Jak zauważa Małgorzata Wełnowska, wzrosty cen mieszkań, które można było zaobserwować w poszczególnych miastach, wynikały przede wszystkim ze zmiany struktury mieszkań wprowadzanych do oferty oraz struktury sprzedawanych lokali. Więcej mniejszych mieszkań w ofercie ma bowiem przełożenie na wyższą średnią cenę ofertową.
Coraz droższa budowa domu
Z kronikarskiego obowiązku sprawdźmy jeszcze, jak kształtował się w maju odczyt indeksu urban.one liczonego dla gruntów budowlanych. W maju wyniósł on 141,33 pkt i był o 0,96 pkt wyższy niż w kwietniu oraz o 0,25 pkt wyższy niż w maju 2022 r. Od ponad roku odczyt indeksu waha się pomiędzy 139 a 142 pkt.
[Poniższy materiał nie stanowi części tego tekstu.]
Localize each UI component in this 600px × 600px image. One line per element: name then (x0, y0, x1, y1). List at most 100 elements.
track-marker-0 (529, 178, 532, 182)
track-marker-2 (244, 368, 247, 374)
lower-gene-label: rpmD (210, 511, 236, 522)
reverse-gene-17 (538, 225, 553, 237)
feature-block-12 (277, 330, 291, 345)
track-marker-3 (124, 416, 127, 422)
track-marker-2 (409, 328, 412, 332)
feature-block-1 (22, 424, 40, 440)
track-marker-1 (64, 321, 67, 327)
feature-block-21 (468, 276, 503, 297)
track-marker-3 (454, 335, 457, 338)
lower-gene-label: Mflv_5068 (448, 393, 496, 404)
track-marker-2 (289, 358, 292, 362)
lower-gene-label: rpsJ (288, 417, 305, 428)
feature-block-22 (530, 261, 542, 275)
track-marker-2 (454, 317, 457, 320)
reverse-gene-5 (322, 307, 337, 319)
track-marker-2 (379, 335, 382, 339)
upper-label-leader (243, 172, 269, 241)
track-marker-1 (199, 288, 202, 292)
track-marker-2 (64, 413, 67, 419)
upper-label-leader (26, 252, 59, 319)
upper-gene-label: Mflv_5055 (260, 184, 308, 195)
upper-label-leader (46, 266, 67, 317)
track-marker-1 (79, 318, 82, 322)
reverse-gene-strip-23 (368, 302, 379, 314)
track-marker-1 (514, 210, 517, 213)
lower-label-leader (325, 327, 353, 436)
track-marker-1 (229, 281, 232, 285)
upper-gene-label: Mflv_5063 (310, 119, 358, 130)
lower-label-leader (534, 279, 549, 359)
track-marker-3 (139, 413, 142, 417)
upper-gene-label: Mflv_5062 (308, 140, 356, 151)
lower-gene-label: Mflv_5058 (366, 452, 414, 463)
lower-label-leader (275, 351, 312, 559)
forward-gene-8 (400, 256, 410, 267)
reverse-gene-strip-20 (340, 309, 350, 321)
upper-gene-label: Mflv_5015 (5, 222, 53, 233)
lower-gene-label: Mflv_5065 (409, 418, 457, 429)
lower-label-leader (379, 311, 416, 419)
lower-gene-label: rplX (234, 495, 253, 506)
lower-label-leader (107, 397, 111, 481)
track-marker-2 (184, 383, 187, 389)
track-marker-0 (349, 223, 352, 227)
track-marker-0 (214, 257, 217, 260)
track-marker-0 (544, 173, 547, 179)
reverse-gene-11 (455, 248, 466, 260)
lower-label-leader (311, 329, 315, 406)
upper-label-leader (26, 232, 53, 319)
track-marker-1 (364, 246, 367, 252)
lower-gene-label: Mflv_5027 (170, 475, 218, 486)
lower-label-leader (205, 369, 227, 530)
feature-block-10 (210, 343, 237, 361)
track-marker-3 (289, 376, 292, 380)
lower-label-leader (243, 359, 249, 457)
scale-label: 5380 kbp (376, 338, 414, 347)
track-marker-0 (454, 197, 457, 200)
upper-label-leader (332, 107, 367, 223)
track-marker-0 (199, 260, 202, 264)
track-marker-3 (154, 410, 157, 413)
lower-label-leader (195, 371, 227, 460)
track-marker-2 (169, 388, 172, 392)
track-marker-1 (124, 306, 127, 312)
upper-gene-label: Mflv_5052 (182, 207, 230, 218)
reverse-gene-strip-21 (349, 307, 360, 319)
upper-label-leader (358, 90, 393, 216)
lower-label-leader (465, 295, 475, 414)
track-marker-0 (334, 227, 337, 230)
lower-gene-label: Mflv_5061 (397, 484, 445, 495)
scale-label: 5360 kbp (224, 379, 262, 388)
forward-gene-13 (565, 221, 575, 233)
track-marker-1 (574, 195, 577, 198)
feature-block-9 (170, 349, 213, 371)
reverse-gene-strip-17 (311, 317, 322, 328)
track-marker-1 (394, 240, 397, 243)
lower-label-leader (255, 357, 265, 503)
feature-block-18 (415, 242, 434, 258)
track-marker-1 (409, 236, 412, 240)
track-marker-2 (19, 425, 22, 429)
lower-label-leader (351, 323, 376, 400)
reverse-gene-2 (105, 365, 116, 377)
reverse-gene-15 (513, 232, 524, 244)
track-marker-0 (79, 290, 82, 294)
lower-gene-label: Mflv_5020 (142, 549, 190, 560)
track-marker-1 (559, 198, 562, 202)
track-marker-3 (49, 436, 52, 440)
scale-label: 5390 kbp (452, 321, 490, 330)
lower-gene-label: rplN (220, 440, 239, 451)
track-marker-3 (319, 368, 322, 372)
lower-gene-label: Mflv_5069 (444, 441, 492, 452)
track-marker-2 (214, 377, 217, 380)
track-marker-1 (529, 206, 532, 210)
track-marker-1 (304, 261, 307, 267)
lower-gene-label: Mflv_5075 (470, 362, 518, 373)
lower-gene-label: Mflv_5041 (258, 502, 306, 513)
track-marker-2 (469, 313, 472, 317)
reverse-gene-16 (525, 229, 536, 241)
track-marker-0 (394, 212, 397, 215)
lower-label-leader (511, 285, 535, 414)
Chcącym postawić dom jednorodzinnym sen z powiek spędzają przede wszystkim rosnące ceny materiałów i usług budowlanych. Jak pisaliśmy niedawno w artykule „Koszty budowy domu wyraźnie przyspieszyły”, średni koszt wzniesienia domu w stanie surowym zamkniętym wzrósł w maju 2023 r. względem analogicznego miesiąca 2022 r. o 26,8 proc. Osiągnięcie stanu deweloperskiego kosztowało w maju średnio o 23,2 proc. więcej niż przed rokiem.